A team of university professors say they have found evidence that RSA Security adopted a NSA-linked TLS extension to help the spy agency better crack encryption.

A team of university professors say they have found evidence that RSA Security adopted a NSA-linked TLS extension to help the spy agency better crack encryption.

News of the extension was broken by Reuters, which reported several months ago that RSA Security – now a division of EMC – was paid $10 million to make the flawed Dual Elliptic Curve Deterministic Random Bit Generator (Dual EC DRBG) the default in its BSAFE toolkits. Now, a team of academics say that there is evidence of a non-standard TLS extension known as “Extended Random” in the BSAFE products. This extension could be used to crack a version of the Dual Elliptic Curve algorithm tens of thousands of times faster than the backdoor, according to the researchers.

“This extension,” the researchers explained in a summary, “co-written at the request of the National Security Agency, allows a client to request longer TLS random nonces from the server, a feature that, if it enabled, would speed up the Dual EC attack by a factor of up to 65,000. In addition, the use of this extension allows for attacks on Dual EC instances configured with P-384 and P-521 elliptic curves, something that is not apparently possible in standard TLS.”

“While the code implementing Extended Random was not compiled into the build of Share for C/C++ examined, it was available (though deactivated) in the build of Share for Java that was analyzed,” according to the summary. “In the latter case, the researchers were able to re-enable it and verify the functionality.”

“If using Dual Elliptic Curve is like playing with matches, then adding Extended Random is like dousing yourself with gasoline,” Johns Hopkins University Professor Matthew Green reportedly told Reuters.

Reuters reported that the extension was not widely adopted. EMC did not respond to SecurityWeek with commentary before publication. EMC in the past has denied RSA was ever involved in a contract or project with the intention of weakening its products. 

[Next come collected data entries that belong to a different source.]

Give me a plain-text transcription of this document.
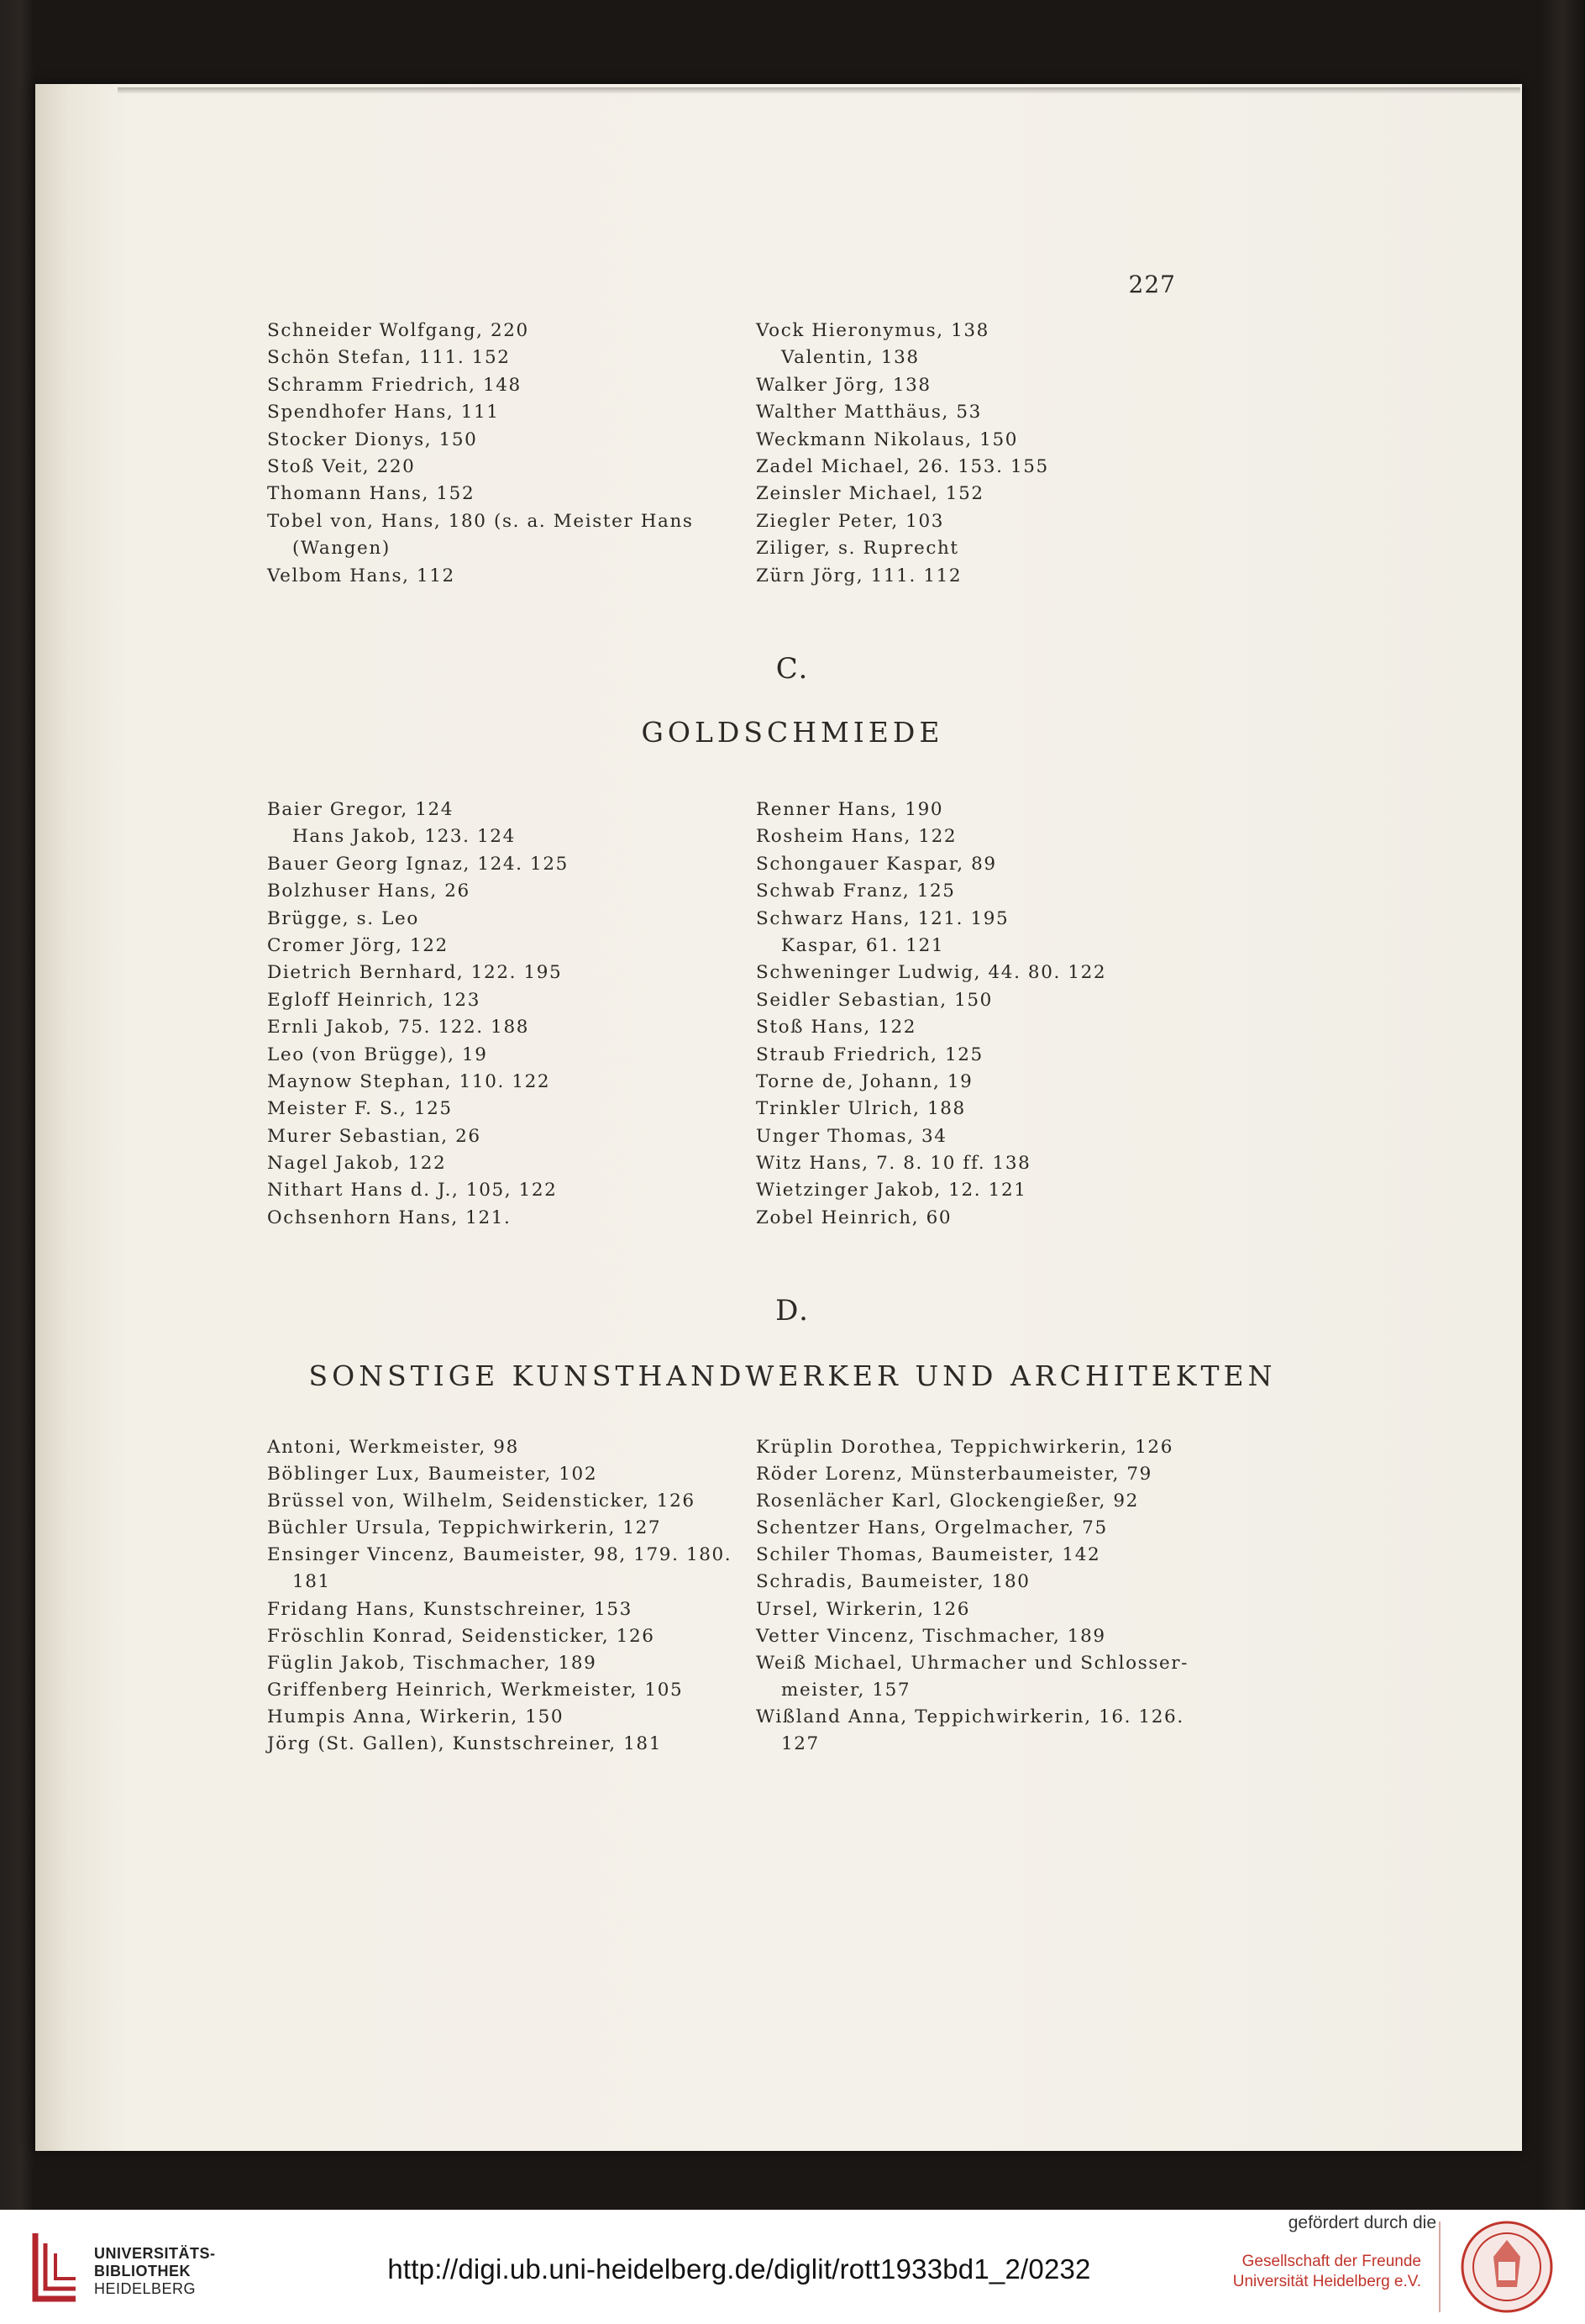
227
Schneider Wolfgang, 220
Schön Stefan, 111. 152
Schramm Friedrich, 148
Spendhofer Hans, 111
Stocker Dionys, 150
Stoß Veit, 220
Thomann Hans, 152
Tobel von, Hans, 180 (s. a. Meister Hans
(Wangen)
Velbom Hans, 112
Vock Hieronymus, 138
Valentin, 138
Walker Jörg, 138
Walther Matthäus, 53
Weckmann Nikolaus, 150
Zadel Michael, 26. 153. 155
Zeinsler Michael, 152
Ziegler Peter, 103
Ziliger, s. Ruprecht
Zürn Jörg, 111. 112
C.
GOLDSCHMIEDE
Baier Gregor, 124
Hans Jakob, 123. 124
Bauer Georg Ignaz, 124. 125
Bolzhuser Hans, 26
Brügge, s. Leo
Cromer Jörg, 122
Dietrich Bernhard, 122. 195
Egloff Heinrich, 123
Ernli Jakob, 75. 122. 188
Leo (von Brügge), 19
Maynow Stephan, 110. 122
Meister F. S., 125
Murer Sebastian, 26
Nagel Jakob, 122
Nithart Hans d. J., 105, 122
Ochsenhorn Hans, 121.
Renner Hans, 190
Rosheim Hans, 122
Schongauer Kaspar, 89
Schwab Franz, 125
Schwarz Hans, 121. 195
Kaspar, 61. 121
Schweninger Ludwig, 44. 80. 122
Seidler Sebastian, 150
Stoß Hans, 122
Straub Friedrich, 125
Torne de, Johann, 19
Trinkler Ulrich, 188
Unger Thomas, 34
Witz Hans, 7. 8. 10 ff. 138
Wietzinger Jakob, 12. 121
Zobel Heinrich, 60
D.
SONSTIGE KUNSTHANDWERKER UND ARCHITEKTEN
Antoni, Werkmeister, 98
Böblinger Lux, Baumeister, 102
Brüssel von, Wilhelm, Seidensticker, 126
Büchler Ursula, Teppichwirkerin, 127
Ensinger Vincenz, Baumeister, 98, 179. 180.
181
Fridang Hans, Kunstschreiner, 153
Fröschlin Konrad, Seidensticker, 126
Füglin Jakob, Tischmacher, 189
Griffenberg Heinrich, Werkmeister, 105
Humpis Anna, Wirkerin, 150
Jörg (St. Gallen), Kunstschreiner, 181
Krüplin Dorothea, Teppichwirkerin, 126
Röder Lorenz, Münsterbaumeister, 79
Rosenlächer Karl, Glockengießer, 92
Schentzer Hans, Orgelmacher, 75
Schiler Thomas, Baumeister, 142
Schradis, Baumeister, 180
Ursel, Wirkerin, 126
Vetter Vincenz, Tischmacher, 189
Weiß Michael, Uhrmacher und Schlosser-
meister, 157
Wißland Anna, Teppichwirkerin, 16. 126.
127
UNIVERSITÄTS-
BIBLIOTHEK
HEIDELBERG
http://digi.ub.uni-heidelberg.de/diglit/rott1933bd1_2/0232
gefördert durch die
Gesellschaft der Freunde
Universität Heidelberg e.V.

The paper, titled ‘On the Practical Exploitability of Dual EC in TLS Implementations’, includes other information as well. For example, the researchers claim in the summary that the RSA BSAFE implementations of TLS make the Dual EC back door “easy to exploit compared to the other libraries analyzed.” The C version of BSAFE makes it possible to speed exploitation by broadcasting long contiguous strings of random byes and by caching the output from each generator call, while the Java version of BSAFE includes fingerprints in connections and therefore makes it relatively easy to identify them in a stream of network traffic, according to the researchers. 

The paper also notes a previously unknown bug in OpenSSL that prevents the library from running when Dual EC is enabled. In addition, the researchers found that the SChannel does not use the current Dual EC standard; instead it omits one step of the Dual EC algorithm. This omission makes the attacks slightly faster, the researcher state in the summary.